Getting JavaScript code to work properly on all browsers is more difficult than getting a static HTML to do so. (or at least it can never be easier).
Most JavaScript code is unnecessary. It adds more gizmos to the site, but not more functionality.
By adding unnecessary embellishments to the site, you make them more prone to browser bugs, and mis-features; you make the site harder (and more costly) to maintain and you usually don't add much to the user experience to be worth it.
An extreme example of this are pages that use HTML 4.x markup without any CSS or other visual embellishments. If you do this, I guarantee you that your portability problems are over.
( I wouldn't recommend this extreme, because it will make your pages quite boring, but it still illustrates a point. )
7.4. Some Words of Wisdom
"I regret being so blunt but, no, we are not going to change our website in the near future. We have developed an amazing website, that costs us a lot of money to develop and maintain, and it is currently built exactly according to our business needs.
I can also say that although technologically it might be possible to develop a version for Mozilla or other browsers, Orange [Israel], and many other content providers, are investing in the most common browser, it is currently not cost efficient to develop versions for other browsers."
The GPL stands for the "GNU General Public License", and is a commonly used open-source license.
There are other open-source licenses that are similar to it.
You may have heard about its "viral" nature, that forces code that uses GPLed code to be open-source as well. Should you worry about it?

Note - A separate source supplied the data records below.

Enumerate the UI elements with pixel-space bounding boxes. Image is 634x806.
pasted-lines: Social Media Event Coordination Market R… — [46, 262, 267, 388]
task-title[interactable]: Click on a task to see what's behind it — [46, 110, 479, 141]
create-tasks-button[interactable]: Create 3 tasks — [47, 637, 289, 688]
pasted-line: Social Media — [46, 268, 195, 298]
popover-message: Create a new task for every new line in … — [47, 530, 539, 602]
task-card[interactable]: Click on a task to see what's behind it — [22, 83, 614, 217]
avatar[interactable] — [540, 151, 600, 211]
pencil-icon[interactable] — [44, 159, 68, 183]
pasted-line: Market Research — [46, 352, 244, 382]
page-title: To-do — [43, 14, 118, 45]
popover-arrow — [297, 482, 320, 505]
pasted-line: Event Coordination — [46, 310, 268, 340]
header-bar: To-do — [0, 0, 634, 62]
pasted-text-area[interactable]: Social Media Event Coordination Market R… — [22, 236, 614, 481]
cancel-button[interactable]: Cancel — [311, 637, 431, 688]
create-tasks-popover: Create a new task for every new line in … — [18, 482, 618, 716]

Usually there's nothing to be fear. The GPL (and all other free software licenses) explicitly allow making use (and even modifying) the software for internal use.
Software that operates web-sites is considered software for internal use, as it is not distributed to the outside.
Amazon.com as an Example
If we take Amazon.com for example, then they may make use of GPLed code for their web-site.
If, however, they decide to distribute the code as a framework that allows setting up similar sites (say Amazonware), then they'll have to either comply by the terms of the GPL, and distribute it under a compatible free software license, or alternatively eliminate the use of the GPLed software.
(Or if the option permits, get the copyright owner of the GPLed software to exempt them from the GPL somehow.)
Conclusion
This presentation was directed primarily at people who manage or wish to set up web-sites.
If you want to sell a framework that will facilitate setting up web-sites using LAMP, I wish you the best of luck, but you'll have to handle the legal problems involved in making use of open-source (and proprietary) software available on your own.
Generally note that the distribution terms of proprietary software may give you even more trouble, as far as basing a web-site on them is concerned.